A male baby, first of twins, born at 32 weeks gestation, weighing 1.6 kg had required neonatal ICU (NICU) care for sepsis, necrotizing enterocolitis, hyperbilirubinemia, and systemic candidiasis for 20 days. He presented at 3rd month with poor feeding and generalized convulsions.
He was lethargic, pale, dehydrated, heart rate 120/min; respiratory rate 50/min. Systemic examination was unremarkable except for hepatomegaly. Urinalysis showed 1+ protein, 15–20 white blood cells (WBCs), 20–30 red blood cells/hpf, and budding yeasts with pseudohyphae. Urine and blood grew Candida albicans; hemoglobin 6.7 g%, WBC count 20,310/cumm, C-reactive protein 146 units, blood urea nitrogen 66 mg/dl, creatinine 3.2 mg/dl, CSF and liver functions were normal. Ultrasonogram showed dilated pelvicalyceal systems bilaterally with solid masses suggestive of fungal balls and cortical abscesses [Figure 1].
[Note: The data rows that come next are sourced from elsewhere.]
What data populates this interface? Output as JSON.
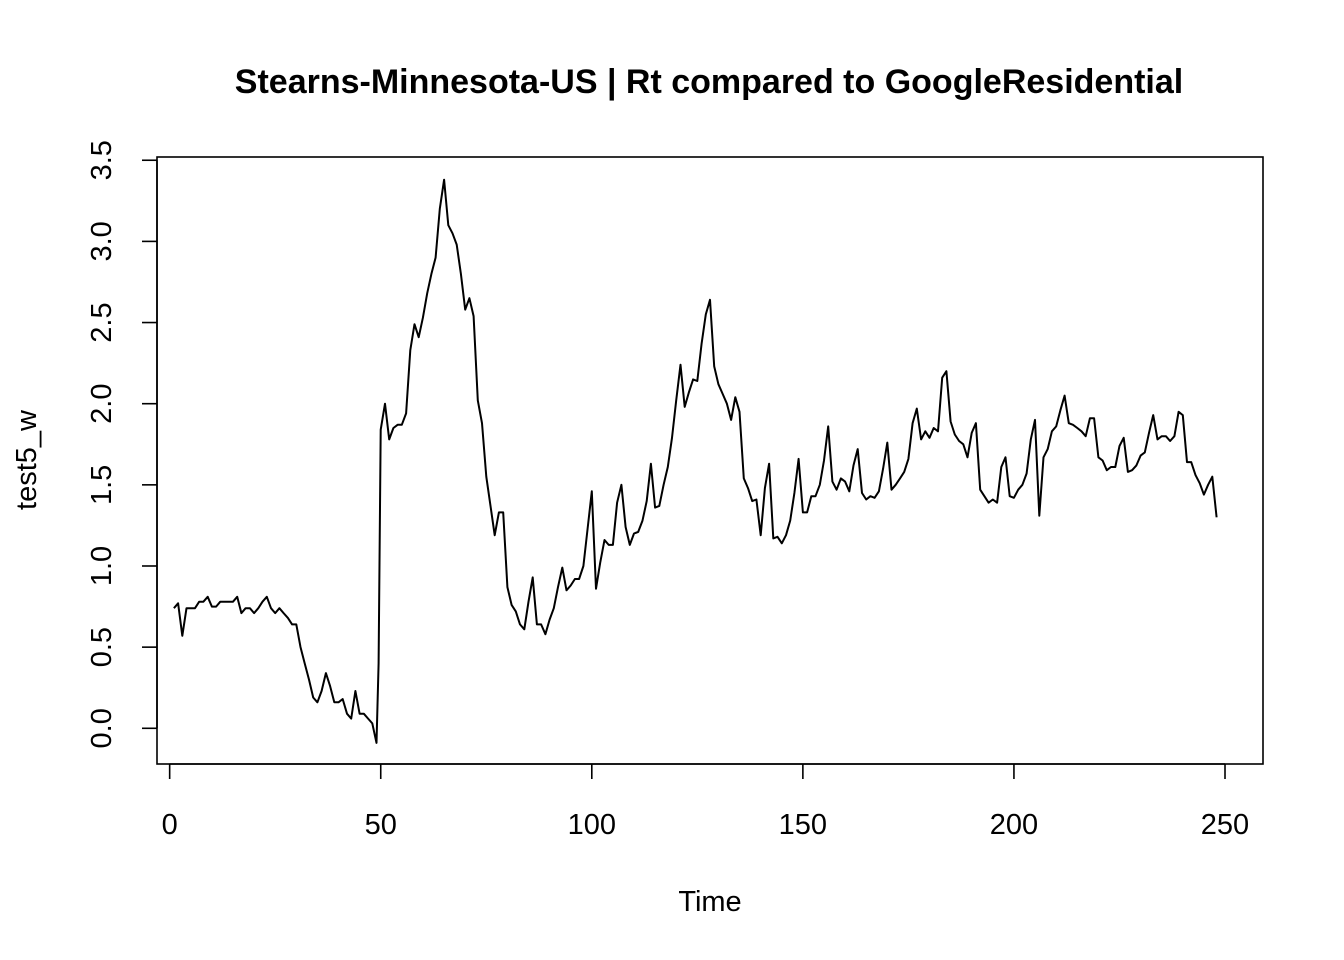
{
  "chart_data": {
    "type": "line",
    "title": "Stearns-Minnesota-US | Rt compared to GoogleResidential",
    "xlabel": "Time",
    "ylabel": "test5_w",
    "xlim": [
      -3,
      259
    ],
    "ylim": [
      -0.22,
      3.52
    ],
    "x_ticks": [
      0,
      50,
      100,
      150,
      200,
      250
    ],
    "y_ticks": [
      0.0,
      0.5,
      1.0,
      1.5,
      2.0,
      2.5,
      3.0,
      3.5
    ],
    "x_tick_labels": [
      "0",
      "50",
      "100",
      "150",
      "200",
      "250"
    ],
    "y_tick_labels": [
      "0.0",
      "0.5",
      "1.0",
      "1.5",
      "2.0",
      "2.5",
      "3.0",
      "3.5"
    ],
    "grid": false,
    "series": [
      {
        "color": "#000000",
        "points": [
          [
            1,
            0.74
          ],
          [
            2,
            0.77
          ],
          [
            3,
            0.57
          ],
          [
            4,
            0.74
          ],
          [
            5,
            0.74
          ],
          [
            6,
            0.74
          ],
          [
            7,
            0.78
          ],
          [
            8,
            0.78
          ],
          [
            9,
            0.81
          ],
          [
            10,
            0.75
          ],
          [
            11,
            0.75
          ],
          [
            12,
            0.78
          ],
          [
            13,
            0.78
          ],
          [
            14,
            0.78
          ],
          [
            15,
            0.78
          ],
          [
            16,
            0.81
          ],
          [
            17,
            0.71
          ],
          [
            18,
            0.74
          ],
          [
            19,
            0.74
          ],
          [
            20,
            0.71
          ],
          [
            21,
            0.74
          ],
          [
            22,
            0.78
          ],
          [
            23,
            0.81
          ],
          [
            24,
            0.74
          ],
          [
            25,
            0.71
          ],
          [
            26,
            0.74
          ],
          [
            27,
            0.71
          ],
          [
            28,
            0.68
          ],
          [
            29,
            0.64
          ],
          [
            30,
            0.64
          ],
          [
            31,
            0.5
          ],
          [
            32,
            0.4
          ],
          [
            33,
            0.3
          ],
          [
            34,
            0.19
          ],
          [
            35,
            0.16
          ],
          [
            36,
            0.23
          ],
          [
            37,
            0.34
          ],
          [
            38,
            0.26
          ],
          [
            39,
            0.16
          ],
          [
            40,
            0.16
          ],
          [
            41,
            0.18
          ],
          [
            42,
            0.09
          ],
          [
            43,
            0.06
          ],
          [
            44,
            0.23
          ],
          [
            45,
            0.09
          ],
          [
            46,
            0.09
          ],
          [
            47,
            0.06
          ],
          [
            48,
            0.03
          ],
          [
            49,
            -0.09
          ],
          [
            49.5,
            0.4
          ],
          [
            50,
            1.84
          ],
          [
            51,
            2.0
          ],
          [
            52,
            1.78
          ],
          [
            53,
            1.85
          ],
          [
            54,
            1.87
          ],
          [
            55,
            1.87
          ],
          [
            56,
            1.94
          ],
          [
            57,
            2.33
          ],
          [
            58,
            2.49
          ],
          [
            59,
            2.41
          ],
          [
            60,
            2.53
          ],
          [
            61,
            2.68
          ],
          [
            62,
            2.8
          ],
          [
            63,
            2.9
          ],
          [
            64,
            3.2
          ],
          [
            65,
            3.38
          ],
          [
            66,
            3.1
          ],
          [
            67,
            3.05
          ],
          [
            68,
            2.98
          ],
          [
            69,
            2.8
          ],
          [
            70,
            2.58
          ],
          [
            71,
            2.65
          ],
          [
            72,
            2.54
          ],
          [
            73,
            2.02
          ],
          [
            74,
            1.88
          ],
          [
            75,
            1.55
          ],
          [
            76,
            1.37
          ],
          [
            77,
            1.19
          ],
          [
            78,
            1.33
          ],
          [
            79,
            1.33
          ],
          [
            80,
            0.87
          ],
          [
            81,
            0.76
          ],
          [
            82,
            0.72
          ],
          [
            83,
            0.64
          ],
          [
            84,
            0.61
          ],
          [
            85,
            0.78
          ],
          [
            86,
            0.93
          ],
          [
            87,
            0.64
          ],
          [
            88,
            0.64
          ],
          [
            89,
            0.58
          ],
          [
            90,
            0.67
          ],
          [
            91,
            0.74
          ],
          [
            92,
            0.87
          ],
          [
            93,
            0.99
          ],
          [
            94,
            0.85
          ],
          [
            95,
            0.88
          ],
          [
            96,
            0.92
          ],
          [
            97,
            0.92
          ],
          [
            98,
            1.0
          ],
          [
            99,
            1.23
          ],
          [
            100,
            1.46
          ],
          [
            101,
            0.86
          ],
          [
            102,
            1.02
          ],
          [
            103,
            1.16
          ],
          [
            104,
            1.13
          ],
          [
            105,
            1.13
          ],
          [
            106,
            1.39
          ],
          [
            107,
            1.5
          ],
          [
            108,
            1.24
          ],
          [
            109,
            1.13
          ],
          [
            110,
            1.2
          ],
          [
            111,
            1.21
          ],
          [
            112,
            1.28
          ],
          [
            113,
            1.4
          ],
          [
            114,
            1.63
          ],
          [
            115,
            1.36
          ],
          [
            116,
            1.37
          ],
          [
            117,
            1.5
          ],
          [
            118,
            1.61
          ],
          [
            119,
            1.79
          ],
          [
            120,
            2.02
          ],
          [
            121,
            2.24
          ],
          [
            122,
            1.98
          ],
          [
            123,
            2.07
          ],
          [
            124,
            2.15
          ],
          [
            125,
            2.14
          ],
          [
            126,
            2.37
          ],
          [
            127,
            2.55
          ],
          [
            128,
            2.64
          ],
          [
            129,
            2.23
          ],
          [
            130,
            2.12
          ],
          [
            131,
            2.06
          ],
          [
            132,
            2.0
          ],
          [
            133,
            1.9
          ],
          [
            134,
            2.04
          ],
          [
            135,
            1.95
          ],
          [
            136,
            1.54
          ],
          [
            137,
            1.48
          ],
          [
            138,
            1.4
          ],
          [
            139,
            1.41
          ],
          [
            140,
            1.19
          ],
          [
            141,
            1.48
          ],
          [
            142,
            1.63
          ],
          [
            143,
            1.17
          ],
          [
            144,
            1.18
          ],
          [
            145,
            1.14
          ],
          [
            146,
            1.19
          ],
          [
            147,
            1.28
          ],
          [
            148,
            1.45
          ],
          [
            149,
            1.66
          ],
          [
            150,
            1.33
          ],
          [
            151,
            1.33
          ],
          [
            152,
            1.43
          ],
          [
            153,
            1.43
          ],
          [
            154,
            1.5
          ],
          [
            155,
            1.65
          ],
          [
            156,
            1.86
          ],
          [
            157,
            1.52
          ],
          [
            158,
            1.47
          ],
          [
            159,
            1.54
          ],
          [
            160,
            1.52
          ],
          [
            161,
            1.46
          ],
          [
            162,
            1.62
          ],
          [
            163,
            1.72
          ],
          [
            164,
            1.45
          ],
          [
            165,
            1.41
          ],
          [
            166,
            1.43
          ],
          [
            167,
            1.42
          ],
          [
            168,
            1.46
          ],
          [
            169,
            1.6
          ],
          [
            170,
            1.76
          ],
          [
            171,
            1.47
          ],
          [
            172,
            1.5
          ],
          [
            173,
            1.54
          ],
          [
            174,
            1.58
          ],
          [
            175,
            1.66
          ],
          [
            176,
            1.88
          ],
          [
            177,
            1.97
          ],
          [
            178,
            1.78
          ],
          [
            179,
            1.83
          ],
          [
            180,
            1.79
          ],
          [
            181,
            1.85
          ],
          [
            182,
            1.83
          ],
          [
            183,
            2.16
          ],
          [
            184,
            2.2
          ],
          [
            185,
            1.89
          ],
          [
            186,
            1.81
          ],
          [
            187,
            1.77
          ],
          [
            188,
            1.75
          ],
          [
            189,
            1.67
          ],
          [
            190,
            1.82
          ],
          [
            191,
            1.88
          ],
          [
            192,
            1.47
          ],
          [
            193,
            1.43
          ],
          [
            194,
            1.39
          ],
          [
            195,
            1.41
          ],
          [
            196,
            1.39
          ],
          [
            197,
            1.61
          ],
          [
            198,
            1.67
          ],
          [
            199,
            1.43
          ],
          [
            200,
            1.42
          ],
          [
            201,
            1.47
          ],
          [
            202,
            1.5
          ],
          [
            203,
            1.57
          ],
          [
            204,
            1.78
          ],
          [
            205,
            1.9
          ],
          [
            206,
            1.31
          ],
          [
            207,
            1.67
          ],
          [
            208,
            1.72
          ],
          [
            209,
            1.83
          ],
          [
            210,
            1.86
          ],
          [
            211,
            1.96
          ],
          [
            212,
            2.05
          ],
          [
            213,
            1.88
          ],
          [
            214,
            1.87
          ],
          [
            215,
            1.85
          ],
          [
            216,
            1.83
          ],
          [
            217,
            1.8
          ],
          [
            218,
            1.91
          ],
          [
            219,
            1.91
          ],
          [
            220,
            1.67
          ],
          [
            221,
            1.65
          ],
          [
            222,
            1.59
          ],
          [
            223,
            1.61
          ],
          [
            224,
            1.61
          ],
          [
            225,
            1.74
          ],
          [
            226,
            1.79
          ],
          [
            227,
            1.58
          ],
          [
            228,
            1.59
          ],
          [
            229,
            1.62
          ],
          [
            230,
            1.68
          ],
          [
            231,
            1.7
          ],
          [
            232,
            1.82
          ],
          [
            233,
            1.93
          ],
          [
            234,
            1.78
          ],
          [
            235,
            1.8
          ],
          [
            236,
            1.8
          ],
          [
            237,
            1.77
          ],
          [
            238,
            1.8
          ],
          [
            239,
            1.95
          ],
          [
            240,
            1.93
          ],
          [
            241,
            1.64
          ],
          [
            242,
            1.64
          ],
          [
            243,
            1.56
          ],
          [
            244,
            1.51
          ],
          [
            245,
            1.44
          ],
          [
            246,
            1.5
          ],
          [
            247,
            1.55
          ],
          [
            248,
            1.3
          ]
        ]
      }
    ]
  }
}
He was aggressively hydrated; started on injection amphotericin. The child was too sick for nephrostomy/removal of fungal ball. Dialysis was not needed. Candida was sensitive to Fluconazole. After 1 week of amphotericin, injectable fluconazole was given for 2 weeks followed by 8 weeks of oral therapy.
On discharge, he was feeding well, active, with adequate weight gain and near normal renal function. Baby passed fleshy fungal elements in urine and fungal balls resolved over 2 months. At 2 years follow-up, kidneys had scars and calcifications, but serum creatinine had normalized.
Fungal colonization occurs in 10% (1st week) and 64% (4 weeks) of hospitalized babies; commonly in gastrointestinal tract, skin, and mucosa; 5% of low birth weight (LBW) babies develop a systemic infection.[1] Most infections are due to Candida, albicans species being common. Risk factors are prolonged NICU stay, broad spectrum antibiotics, central lines, intravenous (IV) alimentation, endotracheal intubation, surgeries, and steroids.[1] Babies may have temperature instability, poor feeding and other nonspecific symptoms.[1] Brain (meningitis/abscesses), eye (endophthalmitis), heart (endocarditis/cardiac failure/pulmonary embolism), bone (osteomyelitis/arthritis), liver and spleen (abscess/infarcts) and kidneys (abscesses/fungal bezoar) can be involved. Candidemia and invasive candidiasis need high degree suspicion and appropriate cultures. Tissue biopsies are diagnostic. Cultures (50%) may be falsely negative. Lysis centrifugation, BACTEC, and BacT/ALERT system that enhance fungal growth provide better sensitivity. Polymerase chain reaction (4–12 h) and T2 Candida panel (4 h) detect antigens.
Urinary tract infection could be precursor or consequence of invasive candidiasis. Ultrasonogram may show hypoechoic abscesses, hyperechoic fungal masses in the parenchyma or fungal balls in the collecting system. Differentials are necrotic papillae, blood clot, or tumor.[2]
Guidelines recommend antifungals for both suspected and proven invasive infections.[3]
Surgical debridement is central to successful treatment of fungal balls along with IV antifungals and local amphotericin irrigation; duration of therapy remains undefined.[4] Neonatal mortality with invasive candidiasis is 10–15%.[3] LBW babies may be endowed with lower nephron dosing; further damage leads to chronic kidney disease. Guidelines recommend antifungal therapy, physical removal, and debridement; many neonates may be unfit. Fortunately, this baby was cured with antifungals alone.